CNA scrive al governo: “Imprese in ginocchio per la valanga di scadenze fiscali a luglio e i ritardi nel pagamento degli ammortizzatori sociali”

“A tre giorni dalla maxi-scadenza fiscale del 20 luglio il Governo e i Ministri Gualtieri e Catalfo non hanno dato risposta alla nostre richiesta di far slittare fino ad ottobre tutti i versamenti fiscali  risultanti dalle dichiarazioni dei redditi, dell’Iva e dell’Irap. Gli artigiani e i piccoli imprenditori non ne possono più e e anche i parlamentari del nostro territorio devono farsi portavoce a Roma di questa sacrosanta richiesta”.

Ad affermarlo è il presidente di CNA Toscana Centro, Claudio Bettazzi, che precisa: “La preoccupazione è altissima perché la stragrande maggioranza dei soggetti che esercitano attività economiche per le quali sono stati approvati gli Indici sintetici di sostenibilità o che sono in regime forfettario o in regime di vantaggio non possono far fronte a tutte le scadenze previste a luglio e denunciano difficoltà molto serie nell’adempiere alla corretta liquidazione delle imposte dovute. Queste difficoltà non sono legate solo ai  comprensibili e prevedibili problemi di liquidità post-Covid, ma anche ai ritardi nella determinazione degli importi da versare su redditi, IVA e IRAP, accumulati nel periodo in cui la gestione dei provvedimenti legati all’emergenza è stata la priorità per gli imprenditori. Per questo CNA  si è già rivolta al Ministro dell’Economia Gualtieri e al Governo chiedendo subito di emanare questo provvedimento di buon senso e facendo slittare almeno fino al 16 ottobre i versamenti previsti per luglio, evitando quindi l’affollamento di adempimenti fiscali che i contribuenti non sono nelle condizioni di onorare”.

Non per niente, a peggiorare il profondo stato di crisi in cui versano tutte le imprese, di ogni settore, c’è anche il mancato stanziamento dei fondi a copertura degli ammortizzatori sociali FSBA a cui la maggior parte di imprenditori sono dovuti ricorrere per aver ridotto o sospeso l’attività lavorativa per l’emergenza coronavirus.

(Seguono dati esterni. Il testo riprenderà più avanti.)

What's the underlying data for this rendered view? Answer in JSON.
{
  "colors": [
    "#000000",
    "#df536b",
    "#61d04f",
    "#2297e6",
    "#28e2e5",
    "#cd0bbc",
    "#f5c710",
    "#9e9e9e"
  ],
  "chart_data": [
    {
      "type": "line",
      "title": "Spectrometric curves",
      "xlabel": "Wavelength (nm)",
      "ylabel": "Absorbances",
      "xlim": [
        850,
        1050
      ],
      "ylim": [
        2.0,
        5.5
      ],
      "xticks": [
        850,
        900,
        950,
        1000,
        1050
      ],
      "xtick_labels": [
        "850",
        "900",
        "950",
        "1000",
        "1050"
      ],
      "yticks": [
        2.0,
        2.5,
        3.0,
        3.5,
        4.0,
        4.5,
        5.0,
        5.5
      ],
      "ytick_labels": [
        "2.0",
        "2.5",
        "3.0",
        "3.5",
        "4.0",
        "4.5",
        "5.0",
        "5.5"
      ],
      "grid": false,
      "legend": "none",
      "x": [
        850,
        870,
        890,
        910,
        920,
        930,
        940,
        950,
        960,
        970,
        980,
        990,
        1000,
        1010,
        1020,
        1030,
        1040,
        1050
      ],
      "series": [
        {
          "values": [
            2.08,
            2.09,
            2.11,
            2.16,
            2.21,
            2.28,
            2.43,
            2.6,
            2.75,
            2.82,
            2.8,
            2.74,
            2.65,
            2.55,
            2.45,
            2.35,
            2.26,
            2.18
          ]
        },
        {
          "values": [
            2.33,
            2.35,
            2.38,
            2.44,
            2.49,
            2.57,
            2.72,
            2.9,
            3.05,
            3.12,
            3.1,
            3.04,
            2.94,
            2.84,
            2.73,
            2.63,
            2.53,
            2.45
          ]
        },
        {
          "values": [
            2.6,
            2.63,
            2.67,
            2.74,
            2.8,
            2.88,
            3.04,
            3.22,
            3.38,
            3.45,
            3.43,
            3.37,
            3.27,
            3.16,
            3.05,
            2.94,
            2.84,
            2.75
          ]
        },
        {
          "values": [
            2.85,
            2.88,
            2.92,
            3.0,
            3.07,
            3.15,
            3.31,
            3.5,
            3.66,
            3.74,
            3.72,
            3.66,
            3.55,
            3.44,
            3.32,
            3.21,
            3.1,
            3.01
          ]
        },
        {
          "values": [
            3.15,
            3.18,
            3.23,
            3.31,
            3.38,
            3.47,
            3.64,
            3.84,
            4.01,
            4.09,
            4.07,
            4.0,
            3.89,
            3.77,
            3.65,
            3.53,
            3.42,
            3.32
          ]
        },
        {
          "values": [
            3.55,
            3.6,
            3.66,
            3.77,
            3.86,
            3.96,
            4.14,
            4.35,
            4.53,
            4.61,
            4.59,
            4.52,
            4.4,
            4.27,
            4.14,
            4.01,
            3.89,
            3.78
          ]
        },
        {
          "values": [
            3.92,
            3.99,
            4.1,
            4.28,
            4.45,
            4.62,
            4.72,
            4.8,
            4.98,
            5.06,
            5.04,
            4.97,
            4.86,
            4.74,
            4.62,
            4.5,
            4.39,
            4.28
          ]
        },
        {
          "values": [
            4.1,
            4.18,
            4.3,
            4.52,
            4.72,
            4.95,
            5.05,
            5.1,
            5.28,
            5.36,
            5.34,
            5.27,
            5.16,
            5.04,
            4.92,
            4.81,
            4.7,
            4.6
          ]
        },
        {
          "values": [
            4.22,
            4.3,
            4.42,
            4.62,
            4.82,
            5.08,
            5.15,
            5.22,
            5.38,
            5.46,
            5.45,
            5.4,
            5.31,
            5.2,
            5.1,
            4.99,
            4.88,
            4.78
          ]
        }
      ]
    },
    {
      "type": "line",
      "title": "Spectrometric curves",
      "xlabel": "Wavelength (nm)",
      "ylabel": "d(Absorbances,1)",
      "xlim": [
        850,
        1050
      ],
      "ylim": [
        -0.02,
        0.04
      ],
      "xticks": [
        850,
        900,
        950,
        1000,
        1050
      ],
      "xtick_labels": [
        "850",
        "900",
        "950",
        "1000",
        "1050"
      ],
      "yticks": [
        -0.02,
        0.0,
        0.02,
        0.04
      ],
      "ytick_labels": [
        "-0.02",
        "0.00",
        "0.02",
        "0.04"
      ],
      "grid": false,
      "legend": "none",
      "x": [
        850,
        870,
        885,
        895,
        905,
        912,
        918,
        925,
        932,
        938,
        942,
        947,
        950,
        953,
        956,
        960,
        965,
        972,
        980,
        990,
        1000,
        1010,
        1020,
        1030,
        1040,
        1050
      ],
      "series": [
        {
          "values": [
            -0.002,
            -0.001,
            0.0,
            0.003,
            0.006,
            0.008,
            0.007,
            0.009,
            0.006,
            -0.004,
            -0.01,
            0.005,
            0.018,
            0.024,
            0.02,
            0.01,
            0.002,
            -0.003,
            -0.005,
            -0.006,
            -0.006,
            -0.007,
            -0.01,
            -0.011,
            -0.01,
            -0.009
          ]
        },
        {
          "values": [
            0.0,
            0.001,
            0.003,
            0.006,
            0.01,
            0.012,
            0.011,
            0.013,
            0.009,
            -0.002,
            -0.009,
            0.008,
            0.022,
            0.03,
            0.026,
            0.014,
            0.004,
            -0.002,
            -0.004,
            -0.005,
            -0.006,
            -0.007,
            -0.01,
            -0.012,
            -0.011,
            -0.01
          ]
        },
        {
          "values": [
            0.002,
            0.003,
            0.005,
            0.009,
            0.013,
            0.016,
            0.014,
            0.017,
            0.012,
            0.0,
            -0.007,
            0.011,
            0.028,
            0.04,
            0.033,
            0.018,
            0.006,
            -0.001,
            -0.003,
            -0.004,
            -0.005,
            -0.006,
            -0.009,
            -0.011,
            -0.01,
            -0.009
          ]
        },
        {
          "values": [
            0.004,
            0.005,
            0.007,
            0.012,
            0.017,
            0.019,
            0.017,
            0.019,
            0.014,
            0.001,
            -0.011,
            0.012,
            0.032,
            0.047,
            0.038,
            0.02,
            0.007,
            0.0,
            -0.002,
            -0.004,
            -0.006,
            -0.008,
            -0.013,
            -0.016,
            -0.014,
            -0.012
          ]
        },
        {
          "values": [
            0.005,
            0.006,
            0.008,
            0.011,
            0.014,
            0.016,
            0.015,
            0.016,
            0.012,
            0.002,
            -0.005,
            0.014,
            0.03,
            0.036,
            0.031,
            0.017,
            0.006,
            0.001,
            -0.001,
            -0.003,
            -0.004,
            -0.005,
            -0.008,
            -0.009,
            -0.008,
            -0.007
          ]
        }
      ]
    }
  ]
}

“Sono passati mesi – prosegue Bettazzi – ma sono ancora migliaia i lavoratori che aspettano le prestazioni di sostegno al reddito relative ai mesi di aprile, maggio e giugno, nei confronti dei quali FSBA non ha più alcuno spazio di azione, avendo già anticipato tutte le risorse accumulate negli anni per far fronte alle oltre 750 mila domande pervenute a livello nazionale. Anche su questo fronte, CNA si è mossa, insieme alle altre organizzazioni e ai sindacati, con una richiesta formale ai ministri Catalfo e Gualtieri per pretendere che vengano urgentemente integrate le risorse Fondo di Solidarietà Bilaterale per l’Artigianato, l’unico strumento in grado di fornire sostegno al reddito alle imprese artigiane. Il ritardo nel trasferimento delle risorse già stanziate, seppur ingenti, è infatti  intollerabile, perché impedisce a FSBA di erogare le prestazioni e, di pari passo, è altrettanto evidente che serve subito un nuovo stanziamento di almeno 500 milioni  di euro per finanziare le settimane di blocco dell’attività e aiutare le imprese che, senza queste risorse, non sono in gado di ripartire e rischiano danni irrecuperabili, con  gravissime ripercussioni su tutto il tessuto economico nazionale e locale”.